Only those intimately familiar with competitive chess would have any knowledge about the incredible, dominating championship chess titles earned by Intermediate School 318, a public middle school within an impoverished neighborhood in Brooklyn, New York. Even more impressive is the fact that these titles have been won predominantly by minority kids who make up a student body where 70 percent of the families are living below the poverty line.
The kids featured in the documentary are the film’s true stars, including Pobo, an oversized, charismatic leader running for student body president whose family immigrated from Nigeria, and Rochelle, who, at 16 is in the process of amassing enough points through grueling tournament play to become the first female African-American chess “master.”

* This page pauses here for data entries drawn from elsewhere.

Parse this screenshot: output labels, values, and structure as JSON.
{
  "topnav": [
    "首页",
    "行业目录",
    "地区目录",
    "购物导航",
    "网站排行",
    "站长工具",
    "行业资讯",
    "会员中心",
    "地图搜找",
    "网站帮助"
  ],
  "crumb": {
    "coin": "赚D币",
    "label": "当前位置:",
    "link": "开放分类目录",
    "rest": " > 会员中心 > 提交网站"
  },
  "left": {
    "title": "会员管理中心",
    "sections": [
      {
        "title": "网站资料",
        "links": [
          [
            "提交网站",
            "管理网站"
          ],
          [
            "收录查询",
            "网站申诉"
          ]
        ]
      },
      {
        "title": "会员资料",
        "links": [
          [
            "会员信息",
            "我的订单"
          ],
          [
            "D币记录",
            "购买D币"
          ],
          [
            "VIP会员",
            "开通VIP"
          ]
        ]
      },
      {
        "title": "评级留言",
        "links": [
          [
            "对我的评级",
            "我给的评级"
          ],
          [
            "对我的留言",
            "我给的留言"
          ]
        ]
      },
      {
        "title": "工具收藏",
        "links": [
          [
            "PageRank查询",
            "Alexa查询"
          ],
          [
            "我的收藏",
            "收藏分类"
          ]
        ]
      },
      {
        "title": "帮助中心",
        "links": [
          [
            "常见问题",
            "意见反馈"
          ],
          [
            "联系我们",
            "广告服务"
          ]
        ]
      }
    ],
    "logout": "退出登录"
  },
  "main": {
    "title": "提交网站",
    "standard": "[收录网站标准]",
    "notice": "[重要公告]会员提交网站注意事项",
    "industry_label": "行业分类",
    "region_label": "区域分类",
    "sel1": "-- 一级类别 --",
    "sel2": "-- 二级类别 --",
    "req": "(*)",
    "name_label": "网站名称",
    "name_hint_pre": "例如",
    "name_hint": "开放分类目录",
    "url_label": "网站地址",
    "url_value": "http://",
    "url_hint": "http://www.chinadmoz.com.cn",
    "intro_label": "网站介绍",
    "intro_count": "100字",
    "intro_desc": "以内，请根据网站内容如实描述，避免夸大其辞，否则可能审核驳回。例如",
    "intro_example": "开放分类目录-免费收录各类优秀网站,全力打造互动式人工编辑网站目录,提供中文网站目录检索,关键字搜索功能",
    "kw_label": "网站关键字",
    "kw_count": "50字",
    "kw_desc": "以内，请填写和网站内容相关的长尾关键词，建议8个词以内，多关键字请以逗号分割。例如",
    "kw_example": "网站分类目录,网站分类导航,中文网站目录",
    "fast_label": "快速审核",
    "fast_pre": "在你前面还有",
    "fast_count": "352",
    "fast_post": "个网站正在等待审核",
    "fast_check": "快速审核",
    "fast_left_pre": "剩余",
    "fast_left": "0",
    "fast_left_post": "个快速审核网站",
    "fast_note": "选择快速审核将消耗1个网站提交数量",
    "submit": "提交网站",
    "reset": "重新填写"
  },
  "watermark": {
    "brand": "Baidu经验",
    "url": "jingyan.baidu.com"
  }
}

The film depicts the intense process of preparing for competitive, timed chess matches and the struggles of the school to contend with severe budget cuts. In this area, “Brooklyn Castle” does a much better job of illustrating the financial issues than the Hollywood-ized treatment of this year’s previous release “Won’t Back Down,” once again proving the advantage of a well-made documentary.
Surely the film’s heroes are the adult administrators and chess teachers, particularly assistant principal John Galvin and coach Elizabeth Spiegel Vicary, who deserve infinitely more screen time. Questions abound about Vicary’s background and how she was able to develop such a unique skill set (in a male dominated game, no less) to not only teach but inspire these young students to extraordinary levels.
And such inspiration doesn’t just pay off in crowded trophy cases. Nearly all of the kids excel in academics, providing for themselves opportunities in higher education almost unimaginable for most of their fellow students.
Like the game at its center, “Brooklyn Castle” is not exactly a high-energy experience, and could have been 30 minutes shorter without losing any of its impact. But seeing what these kids accomplish seemingly against all odds and witnessing the compassion and dedication of the adults in their lives is breathtaking all the same.